Monday, January 24, 2011

The Live Music Capital

I am definitely enjoying that aspect of Austin since we've been here. I love going to concerts. And I've mentioned before on this blog how important music is to me. That being said, I would love to experience more of the live music scene here in Austin. Somehow I need to figure out how to stay up to date on all the stuff that happens in Austin so we can catch some more great shows. :) If you have the info, please share!

So far, we've been to two great concerts! The first one was Brandon Heath and Jars of Clay. They rocked it! This one was the better overall concert experience. The whole concert was put on much better in terms of flow and lighting and such. Plus, both sets were fantastic. And of course it helped that we had free VIP seats that James got from work. :)

See all the people behind us? :)

Brandon Heath and his band

Jars of Clay

The second concert was just this past week and it was at Shoreline and we were not VIP, but it was ok because we could actually see more of the concert that way. I must say it was not advertised well, nor was it sponsored or run very well. Rebecca St. James opened, which I did not enjoy too much. She only did about four songs, spent a lot of time talking, and the lights stayed on the whole time. I mean, she's got a good voice and I don't mind her music, but it just didn't feel much like a concert to me. Then they spent like 30 minutes promoting a charity. Which is totally great, and I totally support this charity and what they do, but that is not why we came. We came to see MercyMe and you're just prolonging that experience. I just didn't think it was managed very well. Jars of Clay and Brandon Heath were actually supporting two charities, and I didn't have the feeling like I was conned into a fund-raising event there like I did at Shoreline. However, once we finally got to MercyMe, it was awesome! It finally kicked into concert mode, and they were amazing! Comparing the four artists separately, disregarding the details and focusing just on the individual sets, MercyMe blew the other three out of the water! Absolutely made my week and I know James loved it (and killed my voice, which is really what you want out of a concert, right?)!

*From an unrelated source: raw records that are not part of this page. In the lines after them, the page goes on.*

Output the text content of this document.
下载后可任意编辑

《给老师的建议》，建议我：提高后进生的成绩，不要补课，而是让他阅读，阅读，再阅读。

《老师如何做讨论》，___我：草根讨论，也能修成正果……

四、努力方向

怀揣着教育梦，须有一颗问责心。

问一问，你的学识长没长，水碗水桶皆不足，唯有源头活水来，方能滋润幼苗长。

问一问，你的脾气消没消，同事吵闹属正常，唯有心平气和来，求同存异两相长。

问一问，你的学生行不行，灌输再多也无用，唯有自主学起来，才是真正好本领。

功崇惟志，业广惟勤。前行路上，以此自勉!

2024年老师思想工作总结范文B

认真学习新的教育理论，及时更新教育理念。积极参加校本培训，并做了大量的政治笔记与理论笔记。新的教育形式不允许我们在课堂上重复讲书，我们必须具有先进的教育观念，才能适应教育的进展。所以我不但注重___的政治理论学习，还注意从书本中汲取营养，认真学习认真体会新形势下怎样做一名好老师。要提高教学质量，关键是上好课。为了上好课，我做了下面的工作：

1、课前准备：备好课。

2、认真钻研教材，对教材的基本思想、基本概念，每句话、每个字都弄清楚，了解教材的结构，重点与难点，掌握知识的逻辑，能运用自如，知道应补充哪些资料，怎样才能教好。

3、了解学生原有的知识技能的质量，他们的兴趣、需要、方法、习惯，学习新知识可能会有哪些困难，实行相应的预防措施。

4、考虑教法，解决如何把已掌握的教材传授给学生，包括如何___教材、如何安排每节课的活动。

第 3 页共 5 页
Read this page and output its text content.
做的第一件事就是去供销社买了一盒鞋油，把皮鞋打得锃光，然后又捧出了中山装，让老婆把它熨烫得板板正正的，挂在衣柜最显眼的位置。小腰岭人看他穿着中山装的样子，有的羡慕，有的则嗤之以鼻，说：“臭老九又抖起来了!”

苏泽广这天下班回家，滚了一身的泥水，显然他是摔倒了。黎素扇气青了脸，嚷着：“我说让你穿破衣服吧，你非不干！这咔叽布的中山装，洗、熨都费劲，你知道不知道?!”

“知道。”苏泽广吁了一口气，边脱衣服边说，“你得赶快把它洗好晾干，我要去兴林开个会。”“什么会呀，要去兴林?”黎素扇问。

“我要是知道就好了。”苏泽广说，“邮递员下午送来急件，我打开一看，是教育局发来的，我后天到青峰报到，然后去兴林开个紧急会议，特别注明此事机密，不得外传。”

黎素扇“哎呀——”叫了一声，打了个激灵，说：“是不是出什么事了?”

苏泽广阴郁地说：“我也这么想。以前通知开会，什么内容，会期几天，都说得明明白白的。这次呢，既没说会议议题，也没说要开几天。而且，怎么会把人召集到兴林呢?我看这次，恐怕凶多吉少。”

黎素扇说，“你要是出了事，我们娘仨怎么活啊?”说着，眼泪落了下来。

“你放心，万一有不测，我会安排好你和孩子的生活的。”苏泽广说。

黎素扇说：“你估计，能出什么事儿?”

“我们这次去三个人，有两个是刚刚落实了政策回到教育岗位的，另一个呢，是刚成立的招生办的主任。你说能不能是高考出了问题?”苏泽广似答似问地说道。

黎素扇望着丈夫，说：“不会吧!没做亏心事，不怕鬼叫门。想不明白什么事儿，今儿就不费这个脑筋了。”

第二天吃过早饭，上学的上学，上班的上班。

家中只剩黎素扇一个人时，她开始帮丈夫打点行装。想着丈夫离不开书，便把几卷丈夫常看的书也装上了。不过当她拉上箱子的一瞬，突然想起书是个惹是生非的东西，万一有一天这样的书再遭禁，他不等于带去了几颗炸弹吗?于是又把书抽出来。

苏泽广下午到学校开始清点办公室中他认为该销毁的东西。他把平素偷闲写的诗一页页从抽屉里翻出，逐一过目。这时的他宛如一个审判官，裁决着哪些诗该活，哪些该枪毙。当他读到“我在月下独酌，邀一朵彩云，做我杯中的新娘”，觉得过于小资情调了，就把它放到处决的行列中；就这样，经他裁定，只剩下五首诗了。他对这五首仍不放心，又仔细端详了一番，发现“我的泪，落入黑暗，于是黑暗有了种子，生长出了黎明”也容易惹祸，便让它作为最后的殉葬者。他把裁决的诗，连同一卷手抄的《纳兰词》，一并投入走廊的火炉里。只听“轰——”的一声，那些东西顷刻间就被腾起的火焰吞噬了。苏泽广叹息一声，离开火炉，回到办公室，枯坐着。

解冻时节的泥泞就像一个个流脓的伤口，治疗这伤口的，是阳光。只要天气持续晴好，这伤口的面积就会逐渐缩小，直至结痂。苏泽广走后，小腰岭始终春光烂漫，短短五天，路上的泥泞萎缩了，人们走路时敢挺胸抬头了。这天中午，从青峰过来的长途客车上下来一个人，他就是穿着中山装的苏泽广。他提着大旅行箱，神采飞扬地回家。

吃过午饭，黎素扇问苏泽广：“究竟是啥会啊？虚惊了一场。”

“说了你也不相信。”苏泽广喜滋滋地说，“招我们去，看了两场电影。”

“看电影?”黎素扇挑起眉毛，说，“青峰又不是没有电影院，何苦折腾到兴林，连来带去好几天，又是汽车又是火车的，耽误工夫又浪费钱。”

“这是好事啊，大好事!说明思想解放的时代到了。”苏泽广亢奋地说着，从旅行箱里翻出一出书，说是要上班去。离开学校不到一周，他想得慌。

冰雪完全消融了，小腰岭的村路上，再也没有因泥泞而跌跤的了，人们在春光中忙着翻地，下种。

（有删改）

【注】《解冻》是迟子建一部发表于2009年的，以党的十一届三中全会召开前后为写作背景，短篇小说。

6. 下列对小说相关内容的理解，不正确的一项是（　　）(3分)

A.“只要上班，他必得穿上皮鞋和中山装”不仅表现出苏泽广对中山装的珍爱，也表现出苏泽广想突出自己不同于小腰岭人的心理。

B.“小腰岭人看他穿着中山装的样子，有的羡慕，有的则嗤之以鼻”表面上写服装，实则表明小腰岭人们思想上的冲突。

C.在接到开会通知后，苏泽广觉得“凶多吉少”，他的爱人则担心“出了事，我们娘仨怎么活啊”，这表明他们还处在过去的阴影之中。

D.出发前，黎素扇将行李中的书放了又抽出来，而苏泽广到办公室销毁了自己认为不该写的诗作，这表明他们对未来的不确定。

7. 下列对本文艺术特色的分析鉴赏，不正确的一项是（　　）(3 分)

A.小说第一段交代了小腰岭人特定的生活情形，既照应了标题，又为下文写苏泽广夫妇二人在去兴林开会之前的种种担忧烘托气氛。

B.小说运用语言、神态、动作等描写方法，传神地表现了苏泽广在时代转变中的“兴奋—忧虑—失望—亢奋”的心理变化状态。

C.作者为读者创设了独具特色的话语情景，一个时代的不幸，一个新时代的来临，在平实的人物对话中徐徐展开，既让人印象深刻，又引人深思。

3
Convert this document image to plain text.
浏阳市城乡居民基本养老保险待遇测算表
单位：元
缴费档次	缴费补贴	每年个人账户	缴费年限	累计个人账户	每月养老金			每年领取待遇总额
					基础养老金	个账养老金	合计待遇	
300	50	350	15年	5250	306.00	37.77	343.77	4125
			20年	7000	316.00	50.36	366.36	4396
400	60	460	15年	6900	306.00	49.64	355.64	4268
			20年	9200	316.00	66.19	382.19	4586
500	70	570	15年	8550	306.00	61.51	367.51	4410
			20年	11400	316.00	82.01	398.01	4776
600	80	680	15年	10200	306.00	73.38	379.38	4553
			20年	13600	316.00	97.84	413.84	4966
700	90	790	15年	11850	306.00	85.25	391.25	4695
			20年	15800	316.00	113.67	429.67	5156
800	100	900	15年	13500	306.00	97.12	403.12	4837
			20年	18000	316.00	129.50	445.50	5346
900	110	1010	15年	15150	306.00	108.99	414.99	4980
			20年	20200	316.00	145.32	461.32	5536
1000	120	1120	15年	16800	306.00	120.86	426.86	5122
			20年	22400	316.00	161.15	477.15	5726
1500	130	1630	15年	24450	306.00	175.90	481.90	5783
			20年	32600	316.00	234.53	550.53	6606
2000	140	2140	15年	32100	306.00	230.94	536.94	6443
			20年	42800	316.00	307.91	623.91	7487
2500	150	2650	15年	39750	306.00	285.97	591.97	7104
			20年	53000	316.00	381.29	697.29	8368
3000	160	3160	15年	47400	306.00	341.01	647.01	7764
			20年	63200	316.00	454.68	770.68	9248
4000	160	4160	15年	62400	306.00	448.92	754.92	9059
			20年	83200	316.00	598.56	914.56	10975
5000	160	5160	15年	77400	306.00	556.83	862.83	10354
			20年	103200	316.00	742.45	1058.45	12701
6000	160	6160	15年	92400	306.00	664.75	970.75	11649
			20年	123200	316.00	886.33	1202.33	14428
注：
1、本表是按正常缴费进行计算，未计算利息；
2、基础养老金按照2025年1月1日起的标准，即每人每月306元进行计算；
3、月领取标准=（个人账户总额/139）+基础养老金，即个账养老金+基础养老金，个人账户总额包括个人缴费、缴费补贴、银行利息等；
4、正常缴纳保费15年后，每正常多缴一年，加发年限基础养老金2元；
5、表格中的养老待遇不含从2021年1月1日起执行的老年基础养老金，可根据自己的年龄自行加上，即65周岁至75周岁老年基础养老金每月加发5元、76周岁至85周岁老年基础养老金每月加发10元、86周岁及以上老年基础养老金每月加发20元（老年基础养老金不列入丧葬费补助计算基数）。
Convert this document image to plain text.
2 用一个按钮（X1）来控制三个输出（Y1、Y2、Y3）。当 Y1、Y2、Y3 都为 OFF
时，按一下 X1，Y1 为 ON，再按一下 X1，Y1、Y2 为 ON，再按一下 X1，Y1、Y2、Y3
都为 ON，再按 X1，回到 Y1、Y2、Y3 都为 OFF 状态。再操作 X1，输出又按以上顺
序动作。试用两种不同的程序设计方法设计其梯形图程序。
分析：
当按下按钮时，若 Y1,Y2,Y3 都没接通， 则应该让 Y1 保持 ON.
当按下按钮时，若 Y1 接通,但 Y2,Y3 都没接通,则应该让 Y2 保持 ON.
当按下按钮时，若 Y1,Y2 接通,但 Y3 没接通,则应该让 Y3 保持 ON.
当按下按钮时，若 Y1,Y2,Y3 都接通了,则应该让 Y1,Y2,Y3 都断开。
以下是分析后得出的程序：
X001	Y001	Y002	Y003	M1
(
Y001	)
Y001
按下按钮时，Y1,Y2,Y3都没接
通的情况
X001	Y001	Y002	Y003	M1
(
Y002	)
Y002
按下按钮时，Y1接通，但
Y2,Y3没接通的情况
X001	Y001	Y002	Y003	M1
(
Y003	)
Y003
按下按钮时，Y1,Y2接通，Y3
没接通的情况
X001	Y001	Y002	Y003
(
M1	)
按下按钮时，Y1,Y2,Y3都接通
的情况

I really wanted to crop this, but have no editing software at the moment.

MercyMe (and as if I didn't like them enough already, they threw some Beatles and Tom Petty into the mix!)


And they had THE coolest drum set I have ever seen! They lit up!

Friday, January 14, 2011

A big fat pile of....

....now what?

(Probably not where you thought I was going with that title.)

Life right now is a big fat pile of "now what?" Which by the way, sucks. I hate it. I am really really tired of it actually. I feel like a failure. And then I turn around and think, wait a minute, that can't be right. I worked too hard to be a failure! How did this happen?!

Now, some of you may think I sound just a little bit dramatic and even whiny. But let me just catch you up to speed on the suckage that is my career. Well, actually my lack of career would be more accurate. I graduated (with honors, I might add) with a Bachelor's in Education in December of 2008. That would be over two years ago. I spent a semester in denial that my plans were perfect and I didn't need to worry. Then I spent a year applying everywhere within an hour's drive. And trying desperately to get on sub lists and then trying even more desperately to actually get a sub job. Then we decided that wasn't working and we'd try a different market. And, naive me, I thought it was getting better. Got right on the sub lists, and started raking in the jobs. Comparatively at least.

But that brief period of hope is over now. Squashed and not coming back. RRISD started a hiring freeze, and they are really sticking to it. AISD is closing several schools. I think the total number is somewhere around 9, and I'm fairly sure at least 4 of those are elementary schools. HISD just opened a new elementary school for this school year, and will be closing it after this school year because they are over budget. So even though subbing is going better, I am no closer to the ultimate goal of my own classroom and a full-time contract position.

So I am once again back at the question of now what? And I'm beginning to really hate this question. Because I never really seem to get an answer for it. How long do I wait to find out if I have any remote chance of a job for the coming school year before I quit trying? Do I finally give up and find another career? And if so, what in the heck would that be? Do I try to find something that is relatively close to what I actually want, like tutoring or daycare/preschool? Or would that be beneath my degree? Or would that even be good enough? This whole paragraph has been on repeat (with a dash of speed) inside my head all week. And it is driving me crazy. Absolutely totally crazy. And I still have no answers to any of the questions.

Which is a horrible way to end a blog post. But I have nothing better, because I have nothing else to say.